Historically, targets in cellular object detection tasks are denoted using bounding boxes. However, several studies have reported that incorporating a target’s mask facilitates model training and improves the overall classification performance. For instance, the Mask-RCNN outperformed the Faster-RCNN in a variety of object detection tasks26, including MF detection14. The advantages of integrating nuclei contours for detection include enhancing the definition of nuclei boundaries, mitigating the morphological variability of the MFs27 and reducing the impact of tumour histological heterogeneity. Given the constraints of a small dataset and the significant variability between mitotic cells, introducing a recognisable mitotic feature into the model aids in stabilising the training process and leads to a faster convergence.
The aim of this study was to improve the detection of MF across multiple tumour types. First, we established a large uniform database of pan-cancer MFs by deploying the Segment Anything Model (SAM)28, a foundation object detection model, in five open-source datasets (ICPR, TUPAC, CCMCT, CMC, MIDOG++) using a single nuclei mask format.

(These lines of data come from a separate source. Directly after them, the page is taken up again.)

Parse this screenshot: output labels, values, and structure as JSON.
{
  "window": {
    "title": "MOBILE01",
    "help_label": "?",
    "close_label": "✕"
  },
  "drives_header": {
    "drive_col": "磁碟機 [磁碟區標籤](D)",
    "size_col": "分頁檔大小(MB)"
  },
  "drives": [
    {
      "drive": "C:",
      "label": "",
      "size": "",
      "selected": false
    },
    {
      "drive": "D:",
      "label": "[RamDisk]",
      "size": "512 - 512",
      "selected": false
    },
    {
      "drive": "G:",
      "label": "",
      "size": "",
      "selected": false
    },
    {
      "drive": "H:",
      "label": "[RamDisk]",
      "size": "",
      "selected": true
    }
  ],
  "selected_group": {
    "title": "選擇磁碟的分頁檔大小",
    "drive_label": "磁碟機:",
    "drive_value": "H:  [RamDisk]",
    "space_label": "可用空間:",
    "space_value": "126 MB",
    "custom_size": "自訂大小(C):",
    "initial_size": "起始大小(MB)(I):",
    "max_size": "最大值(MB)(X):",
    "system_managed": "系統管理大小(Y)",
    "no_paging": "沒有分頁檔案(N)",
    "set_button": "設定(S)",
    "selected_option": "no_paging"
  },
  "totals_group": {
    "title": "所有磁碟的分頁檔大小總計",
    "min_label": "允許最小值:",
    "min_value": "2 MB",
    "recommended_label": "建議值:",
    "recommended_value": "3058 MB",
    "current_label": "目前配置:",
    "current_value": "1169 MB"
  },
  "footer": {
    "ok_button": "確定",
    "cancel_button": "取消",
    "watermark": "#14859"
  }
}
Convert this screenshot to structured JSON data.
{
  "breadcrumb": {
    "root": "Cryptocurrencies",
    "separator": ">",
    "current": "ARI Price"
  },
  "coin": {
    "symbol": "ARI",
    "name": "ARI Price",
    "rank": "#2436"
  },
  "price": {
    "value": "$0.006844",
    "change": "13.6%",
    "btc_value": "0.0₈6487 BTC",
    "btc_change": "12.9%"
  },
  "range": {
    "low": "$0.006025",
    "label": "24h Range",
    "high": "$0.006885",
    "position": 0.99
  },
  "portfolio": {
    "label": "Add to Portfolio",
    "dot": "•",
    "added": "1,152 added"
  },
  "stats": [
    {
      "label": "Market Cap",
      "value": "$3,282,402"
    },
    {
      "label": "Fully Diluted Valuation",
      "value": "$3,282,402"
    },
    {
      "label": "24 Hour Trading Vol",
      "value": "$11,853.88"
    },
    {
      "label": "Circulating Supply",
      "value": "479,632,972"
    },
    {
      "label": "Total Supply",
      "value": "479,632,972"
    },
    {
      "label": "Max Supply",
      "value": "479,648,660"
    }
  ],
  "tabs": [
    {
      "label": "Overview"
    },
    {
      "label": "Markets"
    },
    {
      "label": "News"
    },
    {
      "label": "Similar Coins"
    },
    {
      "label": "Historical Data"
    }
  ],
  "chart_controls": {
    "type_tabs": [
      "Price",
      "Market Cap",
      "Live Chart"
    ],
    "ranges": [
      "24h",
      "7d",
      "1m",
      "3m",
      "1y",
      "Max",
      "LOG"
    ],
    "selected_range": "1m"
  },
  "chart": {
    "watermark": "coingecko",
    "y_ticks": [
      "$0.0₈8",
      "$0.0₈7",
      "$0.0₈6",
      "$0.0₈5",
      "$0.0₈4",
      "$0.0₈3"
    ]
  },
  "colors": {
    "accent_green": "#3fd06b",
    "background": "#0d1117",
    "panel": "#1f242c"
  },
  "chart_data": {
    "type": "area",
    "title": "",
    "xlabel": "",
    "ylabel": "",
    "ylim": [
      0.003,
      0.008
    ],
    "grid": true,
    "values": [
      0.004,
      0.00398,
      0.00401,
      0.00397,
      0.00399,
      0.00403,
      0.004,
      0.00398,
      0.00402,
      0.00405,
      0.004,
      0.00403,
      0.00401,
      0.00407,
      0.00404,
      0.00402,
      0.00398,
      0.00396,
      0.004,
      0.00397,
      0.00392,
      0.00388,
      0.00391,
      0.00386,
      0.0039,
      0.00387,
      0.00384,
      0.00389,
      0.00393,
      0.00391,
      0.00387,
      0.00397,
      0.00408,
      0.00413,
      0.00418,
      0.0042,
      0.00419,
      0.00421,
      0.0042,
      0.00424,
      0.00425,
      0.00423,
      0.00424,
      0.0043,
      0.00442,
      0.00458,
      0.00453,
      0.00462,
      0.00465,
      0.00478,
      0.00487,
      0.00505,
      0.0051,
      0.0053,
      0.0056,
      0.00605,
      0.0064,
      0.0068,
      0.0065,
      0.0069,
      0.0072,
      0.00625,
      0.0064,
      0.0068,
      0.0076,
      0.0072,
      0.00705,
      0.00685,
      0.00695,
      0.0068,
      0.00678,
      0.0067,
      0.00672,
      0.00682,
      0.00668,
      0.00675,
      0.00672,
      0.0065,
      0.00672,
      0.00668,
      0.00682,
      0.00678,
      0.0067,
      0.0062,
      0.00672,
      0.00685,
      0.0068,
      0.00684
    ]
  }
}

Manual revision of the masks was performed to maximise database quality. Then, we contributed an in-house dataset of human STT MFs (N = 8400) (Soft-Tissue MFs, STMF). The STMF was initiated by staining WSIs with an anti-phosphorylated histone H3 (pHH3) antibody to target MFs which was expanded and improved by AI-assisted annotations made by pathologists. Figure 1 illustrates the data generation pipeline for the in-house dataset, STMF, and the curation process for the multi-source datasets. The second objective was to develop an improved MF detection framework, which we named Optimised Mitoses Generator Network (OMG-Net). The structure of OMG-Net is outlined in Fig. 2. By integrating nuclei masks into the pre-trained classifier via a first-layer addition, we allow the model to focus on the morphological features of MFs. We demonstrate that OMG-Net is both more sensitive and specific at detecting objects, including MFs, throughout the input WSI, compared to previous models.
a Haematoxylin and eosin (H&E)-stained whole slide images (WSIs) were de-stained after which immunohistochemistry was performed using an anti-phosphorylated histone H3 (pHH3) antibody which labels mitotic figures (MFs) (STMF-V0). b An initial Mask-RCNN model trained on STMF-V0 was applied to new WSIs for detecting MFs, which were then labelled by six pathologists as MF or false positives. This process facilitated the iterative refinement and expansion of the dataset to produce STMF. c The masks of the MFs from STMF and the bounding boxes from four external datasets were refined by Segment Anything (SAM) and integrated with ICPR to create the final dataset. The original and refined masks are presented in yellow and blue, respectively.
The two-step architecture includes mask generation and mitotic figures (MF) classification. First, the post-process cell masks from patched WSIs are generated by Segment Anything (SAM) using an evenly sampled point grid as a prompt. Second, the RGB image of the segmented cell and the binary mask (presented in green) are used to classify MFs by employing an adapted ResNet18.
Results and discussion
Developing a large-scale MF dataset
We established a large in-house dataset for MFs in STT and merged it with five open-source datasets for MFs from human and canine specimens (Table 1). The final dataset contains 74,620 MFs and 105,538 MLFs from 712 different images or WSIs with the SAM-delineated masks for nuclei. Masks of human MFs were reviewed and modified to ensure the quality of nuclei contours. Additionally, the dataset included a large number of SAM-segmented objects, comprising tumour cells, immune cells, red blood cells, artefacts and any objects at the cell scale, collected during the data curation.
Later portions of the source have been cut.